Dominique Lapierre and Larry Collins in the book, Freedom at Midnight wrote,”Jinnah had been 41, seemingly a confirmed bachelor, when he fell madly in love with Ruttie, the 17 year old daughter of one of his close friends in Darjeeling. Ruttie had been equally mesmerized by Jinnah. Her furious father had obtained a court order forbidding his ex-friend to see his daughter, but on her eighteenth birthday, with only the sari she was wearing and a pet dog under each arm, a defiant Ruttie stalked out of her millionaire father’s mansion and went off to marry Jinnah.”

On 15th of August 1947, Jinnah celebrated the day by assuming full powers for his ceremonial office without the comforting presence of his closest relative: 500 miles from Karachi, on the balcony of a flat in South Bombay, a young woman had decorated her balcony with two flags, one for India and one for Pakistan. They symbolized the terrible dilemma Independence Day had posed for her and so many others. Dina, the only child of Mohammad Ali Jinnah, had been unable to decide to which country she wished to belong, the land of her birth or the Islamic nation created by her father.

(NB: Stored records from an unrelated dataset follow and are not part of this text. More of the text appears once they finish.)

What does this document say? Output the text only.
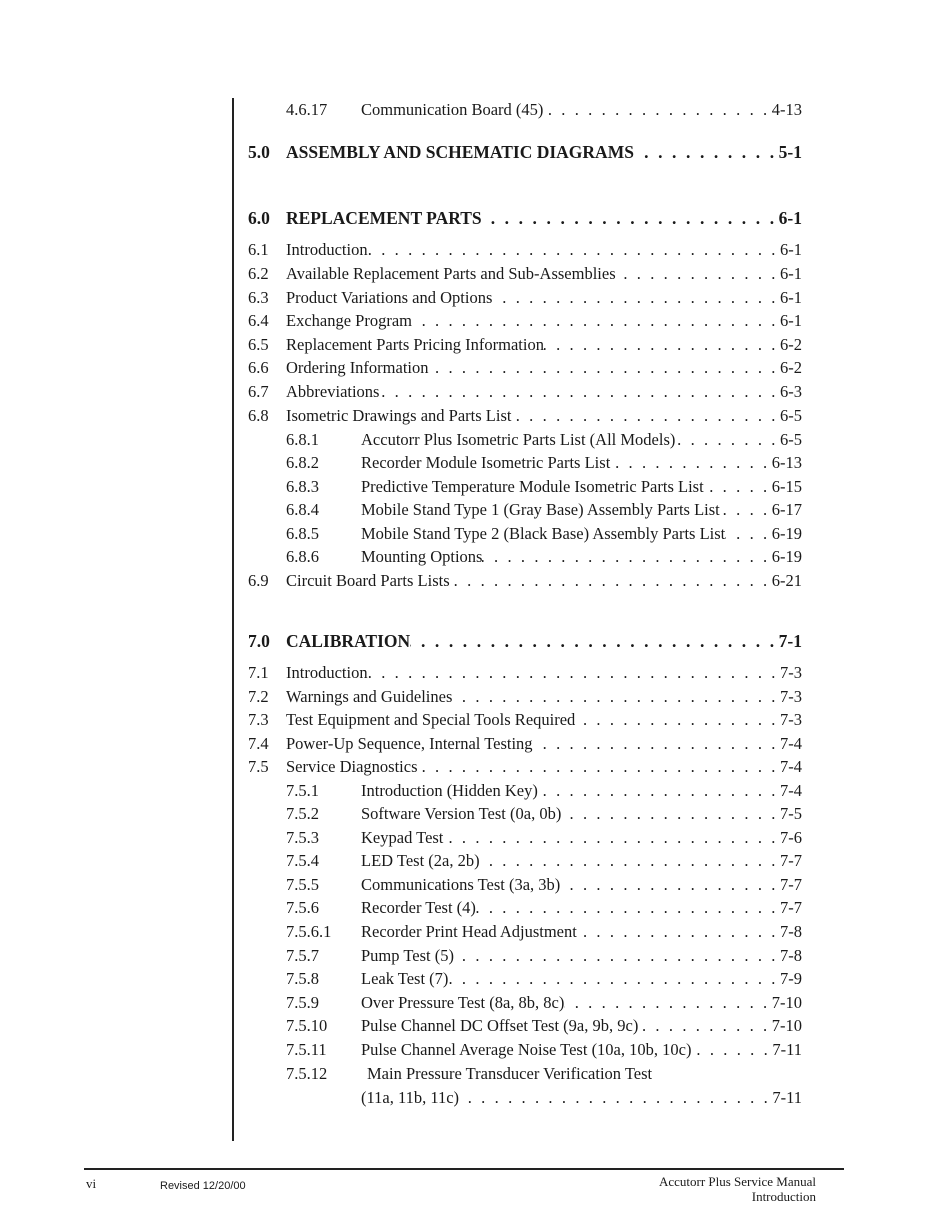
4.6.17	Communication Board (45) . . .	4-13
5.0 ASSEMBLY AND SCHEMATIC DIAGRAMS . . .	5-1
6.0 REPLACEMENT PARTS . . .	6-1
6.1	Introduction . . .	6-1
6.2	Available Replacement Parts and Sub-Assemblies . . .	6-1
6.3	Product Variations and Options . . .	6-1
6.4	Exchange Program . . .	6-1
6.5	Replacement Parts Pricing Information . . .	6-2
6.6	Ordering Information . . .	6-2
6.7	Abbreviations . . .	6-3
6.8	Isometric Drawings and Parts List . . .	6-5
6.8.1	Accutorr Plus Isometric Parts List (All Models) . . .	6-5
6.8.2	Recorder Module Isometric Parts List . . .	6-13
6.8.3	Predictive Temperature Module Isometric Parts List . . .	6-15
6.8.4	Mobile Stand Type 1 (Gray Base) Assembly Parts List . . .	6-17
6.8.5	Mobile Stand Type 2 (Black Base) Assembly Parts List . . .	6-19
6.8.6	Mounting Options . . .	6-19
6.9	Circuit Board Parts Lists . . .	6-21
7.0 CALIBRATION . . .	7-1
7.1	Introduction . . .	7-3
7.2	Warnings and Guidelines . . .	7-3
7.3	Test Equipment and Special Tools Required . . .	7-3
7.4	Power-Up Sequence, Internal Testing . . .	7-4
7.5	Service Diagnostics . . .	7-4
7.5.1	Introduction (Hidden Key) . . .	7-4
7.5.2	Software Version Test (0a, 0b) . . .	7-5
7.5.3	Keypad Test . . .	7-6
7.5.4	LED Test (2a, 2b) . . .	7-7
7.5.5	Communications Test (3a, 3b) . . .	7-7
7.5.6	Recorder Test (4) . . .	7-7
7.5.6.1	Recorder Print Head Adjustment . . .	7-8
7.5.7	Pump Test (5) . . .	7-8
7.5.8	Leak Test (7) . . .	7-9
7.5.9	Over Pressure Test (8a, 8b, 8c) . . .	7-10
7.5.10	Pulse Channel DC Offset Test (9a, 9b, 9c) . . .	7-10
7.5.11	Pulse Channel Average Noise Test (10a, 10b, 10c) . . .	7-11
7.5.12	Main Pressure Transducer Verification Test
(11a, 11b, 11c) . . .	7-11
vi	Revised 12/20/00	Accutorr Plus Service Manual
Introduction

During the early years of struggle for independence, another Parsi was born in Bombay, Feroze Jehangir Ghandy (later changed to Gandhi). In the 1930, Vanar Sena, a wing of Congress Freedom Fighters was formed where Feroze joined the movement and met Kamala Nehru and her daughter Indira. In 1933, Feroze proposed to Indira but she and her mother rejected it.  He grew close to the Nehru family, especially Kamala Nehru, and was beside her till the very end in 1936. In the following years, Indira and Feroze grew close to each other while in England. Indira’s father Jawaharlal Nehru opposed her marriage and even approached Mahatma Gandhi to dissuade the young couple. Mahatma Gandhi, however, did not support Jawahar and also wrote to the other people who were against this marriage in a public statement which included a request, “I invite the writers of abusive letters to shed your wrath and bless the forthcoming marriage.” Feroze and Indira finally got married in March 1942 despite an upset Jawaharlal Nehru.


It doesn’t matter whether you’re a Parsi Millionaire or Quaid-e-Azzam or Pandit Nehru, fathers will be fathers and it was then that I could truly appreciate Steve Martin’s lines in the final wedding scene in the movie Father of the Bride. “I realized at that moment that I was never going home again and see Annie (his daughter) at the top of the stairs, that I’d never see her again at our breakfast table in her nightgown and socks. I suddenly realized what was happening: Annie was all grownup and leaving us. Something inside began to hurt”.


Dedicated to all fathers of the brides- you're in great company.

SS

1 comment:

  1. Father's and Daughters are always going to have a special relationship and bond!
    Very few father's express like in the movie!
    But we daughters know that we are special!
    Well written from the old to the new generation!